Sunday, July 26, 2009

Ephesians 2:4b

But God, who is rich in mercy, because of the great love he had for us, even when we were dead in our transgressions, brought us to life with Christ (by grace you have been saved) . . . (Ephesians 2:4)

In the last lesson we looked at the riches of God’s mercy. Let’s look now at the reason for God’s mercy – “Because of the great love He had for us” -- even as we were shaking our fists in His face.

For some, it is easy to nod in assent to the idea that “God loves me.” Life is good. Serious problems, illnesses and setbacks rarely knock on their front door. They have friends, family, a good income, and a comfortable life.

But what of those for whom the story of Job is a mirror of their own existence? What of those who wake up each morning in chronic pain, or with unrelenting memories of a devastating divorce, or who grieve over a child or spouse who is slowly dying with terminal illness?

For many of them, it is not so easy to nod in agreement when they read of “the great love He had for us.”

At one time I gave glib answers to people who asked, “Where is God’s love in my situation?” I gave glib answers because I was young and, in retrospect, insensitive to the things life can throw at us.

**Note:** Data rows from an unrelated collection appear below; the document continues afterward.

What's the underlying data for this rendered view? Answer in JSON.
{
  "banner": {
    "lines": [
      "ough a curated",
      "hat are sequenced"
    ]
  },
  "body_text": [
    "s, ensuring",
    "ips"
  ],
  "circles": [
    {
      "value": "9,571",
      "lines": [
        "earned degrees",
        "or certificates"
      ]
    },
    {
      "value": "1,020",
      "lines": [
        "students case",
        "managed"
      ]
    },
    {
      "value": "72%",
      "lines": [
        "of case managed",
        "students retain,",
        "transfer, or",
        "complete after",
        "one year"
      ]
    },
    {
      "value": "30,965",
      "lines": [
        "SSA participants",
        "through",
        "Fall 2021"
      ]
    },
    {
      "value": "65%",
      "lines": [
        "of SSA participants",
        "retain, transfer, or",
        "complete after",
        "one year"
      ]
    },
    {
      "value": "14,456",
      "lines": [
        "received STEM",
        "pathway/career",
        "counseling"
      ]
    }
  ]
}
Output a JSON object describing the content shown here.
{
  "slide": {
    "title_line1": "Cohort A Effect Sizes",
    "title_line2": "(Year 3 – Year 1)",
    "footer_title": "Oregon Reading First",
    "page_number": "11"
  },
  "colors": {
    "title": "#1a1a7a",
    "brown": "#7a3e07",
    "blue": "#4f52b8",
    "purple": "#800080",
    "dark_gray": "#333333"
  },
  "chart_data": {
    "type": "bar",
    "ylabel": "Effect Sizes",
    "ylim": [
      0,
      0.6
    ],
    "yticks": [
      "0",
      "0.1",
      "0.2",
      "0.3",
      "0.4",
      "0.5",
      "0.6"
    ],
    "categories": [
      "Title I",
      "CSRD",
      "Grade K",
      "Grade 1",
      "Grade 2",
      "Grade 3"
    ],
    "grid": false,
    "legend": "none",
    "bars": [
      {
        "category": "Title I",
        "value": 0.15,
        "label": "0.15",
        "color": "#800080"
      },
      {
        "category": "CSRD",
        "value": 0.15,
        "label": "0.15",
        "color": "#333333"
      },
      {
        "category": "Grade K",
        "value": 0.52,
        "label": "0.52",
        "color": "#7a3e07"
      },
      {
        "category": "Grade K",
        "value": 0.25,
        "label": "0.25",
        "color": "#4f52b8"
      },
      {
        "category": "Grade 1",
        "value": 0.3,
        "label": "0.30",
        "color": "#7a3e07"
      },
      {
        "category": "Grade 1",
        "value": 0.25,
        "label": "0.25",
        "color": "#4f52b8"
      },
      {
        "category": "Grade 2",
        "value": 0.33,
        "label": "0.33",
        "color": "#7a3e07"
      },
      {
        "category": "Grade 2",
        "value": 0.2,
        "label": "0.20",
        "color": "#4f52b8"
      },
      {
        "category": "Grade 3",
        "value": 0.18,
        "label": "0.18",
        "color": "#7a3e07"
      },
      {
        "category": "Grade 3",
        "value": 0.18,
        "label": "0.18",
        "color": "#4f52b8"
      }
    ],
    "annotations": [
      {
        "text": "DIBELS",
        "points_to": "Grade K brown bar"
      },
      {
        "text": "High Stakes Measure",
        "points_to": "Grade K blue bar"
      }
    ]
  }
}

I now know better. And so I respond more along the lines of, “I don’t know where you can see His love in your situation. I only know it is there because He says it is.”

“And God never lies.”

St. Therese of Lisieux is one of my favorite Saints of the Church. She died a painful, slow and suffocating death from tuberculosis when she was 24. Yet, her confidence in God’s love led her to write something all Christians would do well to assimilate into their lives:

"Everything is a grace, everything is the direct effect of our father's love — difficulties, contradictions, humiliations, all the soul's miseries, her burdens, her needs — everything, because through them, she learns humility, realizes her weakness — Everything is a grace because everything is God's gift. Whatever be the character of life or its unexpected events — to the heart that loves, all is well."

Sometimes, during my daily meditation with the Lord, I close my eyes and imagine myself sitting at the foot of Calvary’s cross. Jesus hangs above me, and I lean back on the beam planted in the ground. I usually sit in silence, listening to Him breathe. I don’t speak because I know all He wants is to have someone stay with Him as He dies.

But every now and then I turn my head until I see His nailed feet. They are at eye level as I sit. Blood, where it has not already clotted, still oozes from the wound. And I glance up at Him. He looks terrible. Bruised. Swollen from the beatings. Blood caked around His eyes and cheeks from the crown of thorns.

When the thought passes across my mind, How do You love me? that scene in my imagination answers the question.

It's an image that can answer everyone’s question.

Divorce. Tragedy. Pain. Loneliness. Death. Jesus suffered so we would not have to. He died so we can live. He loved – and loves – so we can have a supernaturally based peace that confounds even hell itself.

But I have learned we must choose to love God – to choose to love Him despite the despair that hangs over us.

I quoted Fr. Pedro Arrupe at the beginning of our study in Ephesians. This is a good place to quote him again:

What you are in love, with what seizes your imagination, will affect everything. It will decide what will get you out of bed in the morning, what you'll do with your evenings, how you spend your weekends, what you read, who you know, what breaks your heart, what amazes you with joy and gratitude. Fall in love [with God]. Stay in love, and it will decide everything.

How does one fall in love with God?

Persistent prayer, reading and studying Scripture, receiving the Sacraments with integrity each plays an important role. But all those things are, in my view, valueless without the grace of God to draw us to Himself.

In Solomon's Song of Songs, the Bride says to her Groom, "Draw me after you and let us run together!” Through His prophet, Jeremiah, God said, "I have loved you with an everlasting love; Therefore I have drawn you with lovingkindness." Centuries later, the Lord Jesus reiterated, “No one can come to Me unless the Father draw him.”

Neither you nor I will get through life without heartache. Nonetheless, the Lord said He came to give us an abundant life. And that is why St. Therese of Lisieux and Fr. Arrupe had it right, because abundant life is rooted in our recognition that everything is a grace because everything is the direct result of our Father’s great love for us. And, as Fr. Arrupe wrote, our love for Him will affect everything we do, and it will affect how we respond to things that happen to us.

Questions for Reflection:

1. St. Francis de Sales wrote, "In the royal galley of Divine Love, there is no galley slave: all rowers are volunteers." How do you understand this statement in light of some of the things you read in this study?

2. St. Margaret Mary Alacoque wrote, What a weakness it is to love Jesus Christ only when He caresses us, and to be cold [when] he afflicts us. This is not true love. Those who love thus, love themselves too much to love God with all their heart.

Do you see yourself in her statement? If so, what will you do to correct yourself?